No le sale bien. Parece un boy scout, piensa Art. Cara de niño, pelo corto, aspecto pulcro. Un Eagle Scout que cambia drogas por armas.

—La pregunta es —dice Craig a Art—, ¿vas a jugar en el equipo?

Bien, sería la primera vez, ¿no?, piensa Art.

Por lo visto, Scachi está pensando lo mismo.

—Keller tiene fama de vaquero —dice—. En la pradera solitaria...

—Mal sitio —dice Craig.

—Una tumba poco profunda y solitaria —añade Scachi.

—He dejado un informe completo de todo lo que sé en una caja de seguridad —miente Art—. Si me pasa algo, irá a parar al
Washington Post
.

—Te estás echando un farol, Art —dice Scachi.

—¿Quieres averiguarlo?

Scachi se aleja y habla por radio. Vuelve al poco y da una orden a gritos.

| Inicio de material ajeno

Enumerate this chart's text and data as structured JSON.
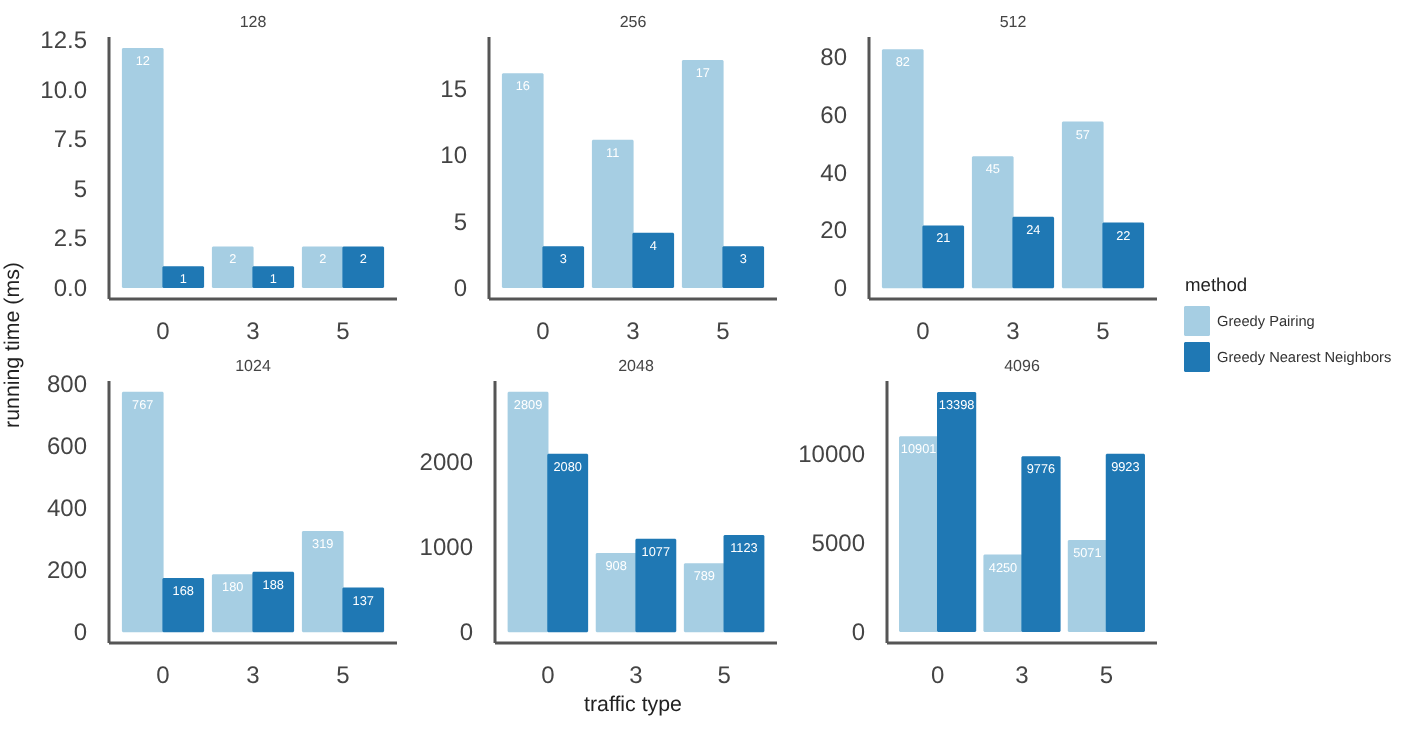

—Tápale la cabeza a este hijoputa.

Art sabe que está en la parte trasera de un coche, tal vez un jeep, a juzgar por los saltos. Sabe que se está moviendo. Sabe que, sea cual sea el lugar al que le llevan, está muy lejos, porque tiene la sensación de llevar horas viajando. Eso es lo que cree, pero en realidad no lo sabe porque no puede consultar su reloj, ni ver nada, y ahora comprende el terrorífico efecto desorientador de ir encapuchado. La sensación de no ser capaz de ver, pero sí de oír, y de que cada sonido es un estímulo que desata pensamientos cada vez más terroríficos.

El jeep se detiene y Art espera oír el chirrido metálico del cerrojo de un rifle, o el chasquido del percutor de una pistola, o, peor aún, el silbido de un machete que corta el aire y después...

Nota que han cambiado la marcha y el jeep salta hacia delante, y ahora se pone a temblar. Sus piernas se agitan de manera incontrolable y no puede dominarlas, ni tampoco impedir que su mente evoque imágenes del cuerpo torturado de Ernie. No puede reprimir el pensamiento: No permitas que me hagan lo que le hicieron a Ernie, ni su lógico corolario, mejor él que yo.

Se siente avergonzado, miserable, cuando en su mente vislumbra que, enfrentado a la terrible realidad, preferiría que se lo hicieran a otro. De haber podido, no habría ocupado el lugar de Ernie.

Intenta recordar el Acto de Contrición, lo que las monjas le enseñaron en primaria: si estás a punto de morir y no hay ningún sacerdote que pueda darte la absolución, si rezas un Acto de Contrición sincero podrás ir al cielo. De eso se acuerda. Lo que no puede recordar es la maldita oración.

El jeep para.

El motor se apaga.

Unas manos agarran a Art por encima de los codos y lo sacan del jeep. Nota hojas bajo los pies. Tropieza con una enredadera, pero los brazos no le dejan caer. Se da cuenta de que lo conducen hacia la selva. Después, las manos le empujan y cae de rodillas. No hace falta mucha fuerza. Nota las piernas como si fueran de agua.

—Quitadle la capucha.

Art conoce la voz que da la orden. John Hobbs, el jefe de sección de la CIA.